40. Tillage system and cover crop effects on soil quality: I. chemical, mechanical, and biological properties

• Authors:
  • Munkholm, L. J.
  • Abdollahi, L.
• Source: SOIL SCIENCE SOCIETY OF AMERICA JOURNAL
• Volume: 78
• Issue: 1
• Year: 2014
• Summary: Optimal use of management systems including tillage and winter cover crops is recommended to improve soil quality and sustain agricultural production. The effects on soil properties of three tillage systems (as main plot) including direct drilling (D), harrowing to a depth of 8 to 10 cm (H), and moldboard plowing (MP) with and without a cover crop were evaluated in a long-term experiment on a sandy loam soil in Denmark.
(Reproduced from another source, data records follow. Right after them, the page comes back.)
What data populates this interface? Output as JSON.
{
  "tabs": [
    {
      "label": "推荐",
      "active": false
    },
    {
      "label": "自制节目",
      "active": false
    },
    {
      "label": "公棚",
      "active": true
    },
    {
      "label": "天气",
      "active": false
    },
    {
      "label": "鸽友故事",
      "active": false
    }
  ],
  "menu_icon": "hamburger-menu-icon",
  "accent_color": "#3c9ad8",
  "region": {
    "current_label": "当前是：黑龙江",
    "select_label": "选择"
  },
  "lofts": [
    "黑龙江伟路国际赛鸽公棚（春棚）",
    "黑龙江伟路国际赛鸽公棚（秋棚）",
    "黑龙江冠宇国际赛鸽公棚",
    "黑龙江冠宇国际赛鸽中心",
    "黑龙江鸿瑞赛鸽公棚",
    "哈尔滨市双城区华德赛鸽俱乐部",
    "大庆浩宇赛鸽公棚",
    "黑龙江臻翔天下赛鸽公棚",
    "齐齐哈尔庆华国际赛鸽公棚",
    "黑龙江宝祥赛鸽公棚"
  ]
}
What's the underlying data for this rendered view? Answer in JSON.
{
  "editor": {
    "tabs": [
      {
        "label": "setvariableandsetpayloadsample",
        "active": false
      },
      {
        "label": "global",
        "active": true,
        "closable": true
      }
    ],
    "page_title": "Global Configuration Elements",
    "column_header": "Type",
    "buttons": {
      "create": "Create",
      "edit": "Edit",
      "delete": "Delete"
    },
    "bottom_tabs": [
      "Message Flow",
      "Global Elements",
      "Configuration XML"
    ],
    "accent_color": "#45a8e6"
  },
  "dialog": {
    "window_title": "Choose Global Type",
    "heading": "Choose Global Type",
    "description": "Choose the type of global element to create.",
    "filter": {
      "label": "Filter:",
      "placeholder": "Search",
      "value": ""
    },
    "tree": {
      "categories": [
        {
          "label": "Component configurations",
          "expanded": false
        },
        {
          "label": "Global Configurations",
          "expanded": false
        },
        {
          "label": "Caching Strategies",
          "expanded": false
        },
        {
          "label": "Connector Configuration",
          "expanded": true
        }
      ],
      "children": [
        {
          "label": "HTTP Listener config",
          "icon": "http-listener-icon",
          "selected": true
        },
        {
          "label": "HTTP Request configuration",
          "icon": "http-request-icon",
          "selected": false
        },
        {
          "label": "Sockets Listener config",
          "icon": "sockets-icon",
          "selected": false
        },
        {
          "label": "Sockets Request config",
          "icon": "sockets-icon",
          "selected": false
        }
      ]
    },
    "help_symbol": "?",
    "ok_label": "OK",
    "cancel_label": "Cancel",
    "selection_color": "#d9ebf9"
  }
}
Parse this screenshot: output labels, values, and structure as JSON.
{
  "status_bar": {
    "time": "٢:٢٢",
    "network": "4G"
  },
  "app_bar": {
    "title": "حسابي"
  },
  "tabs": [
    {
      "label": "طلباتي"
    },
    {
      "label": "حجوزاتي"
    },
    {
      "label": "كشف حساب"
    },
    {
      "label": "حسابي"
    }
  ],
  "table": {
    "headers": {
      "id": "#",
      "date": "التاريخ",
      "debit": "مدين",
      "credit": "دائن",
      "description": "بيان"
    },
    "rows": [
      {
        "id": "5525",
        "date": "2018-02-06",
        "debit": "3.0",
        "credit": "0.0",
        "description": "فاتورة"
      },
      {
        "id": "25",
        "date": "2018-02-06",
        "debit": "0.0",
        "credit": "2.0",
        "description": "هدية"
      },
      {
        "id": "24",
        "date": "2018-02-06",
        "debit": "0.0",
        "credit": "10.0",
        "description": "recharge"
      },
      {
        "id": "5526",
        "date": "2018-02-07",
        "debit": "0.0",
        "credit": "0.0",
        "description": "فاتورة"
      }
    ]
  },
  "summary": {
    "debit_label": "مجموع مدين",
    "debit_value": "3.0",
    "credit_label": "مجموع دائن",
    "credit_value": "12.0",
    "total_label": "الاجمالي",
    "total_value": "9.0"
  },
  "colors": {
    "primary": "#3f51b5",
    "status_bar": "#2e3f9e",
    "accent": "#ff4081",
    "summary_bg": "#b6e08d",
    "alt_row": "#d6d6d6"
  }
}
Chemical, physical, and biological soil properties were measured in the spring of 2012. The field measurements included mean weight diameter (MWD) after the drop-shatter test, penetration resistance, and visual evaluation of soil structure (VESS). In the laboratory, aggregate strength, water-stable aggregates (WSA), and clay dispersibility were measured. The analyzed chemical and biological properties included soil organic C (SOC), total N, microbial biomass C, labile P and K, and pH. Reduced tillage (D and H) resulted in a stratification of the chemical properties within the 0- to 20-cm topsoil layer but a uniform distribution for MP. There was an accumulation of SOC, total N, and labile P and K and reduced pH in the 0- to 10-cm layer. Reduced tillage increased soil strength in terms of greater MWD, VESS, WSA, aggregate tensile strength, and rupture energy. Five years of using a cover crop alleviated plow pan compaction at the 20- to 40-cm depth by reducing penetration resistance. A significant interaction between tillage and cover crop treatments indicated the potential benefit of using a combination of cover crops and direct drilling to produce a better soil friability. The usefulness of the VESS method for soil structural evaluation was supported by the high positive correlation of MWD with VESS scores. © Soil Science Society of America.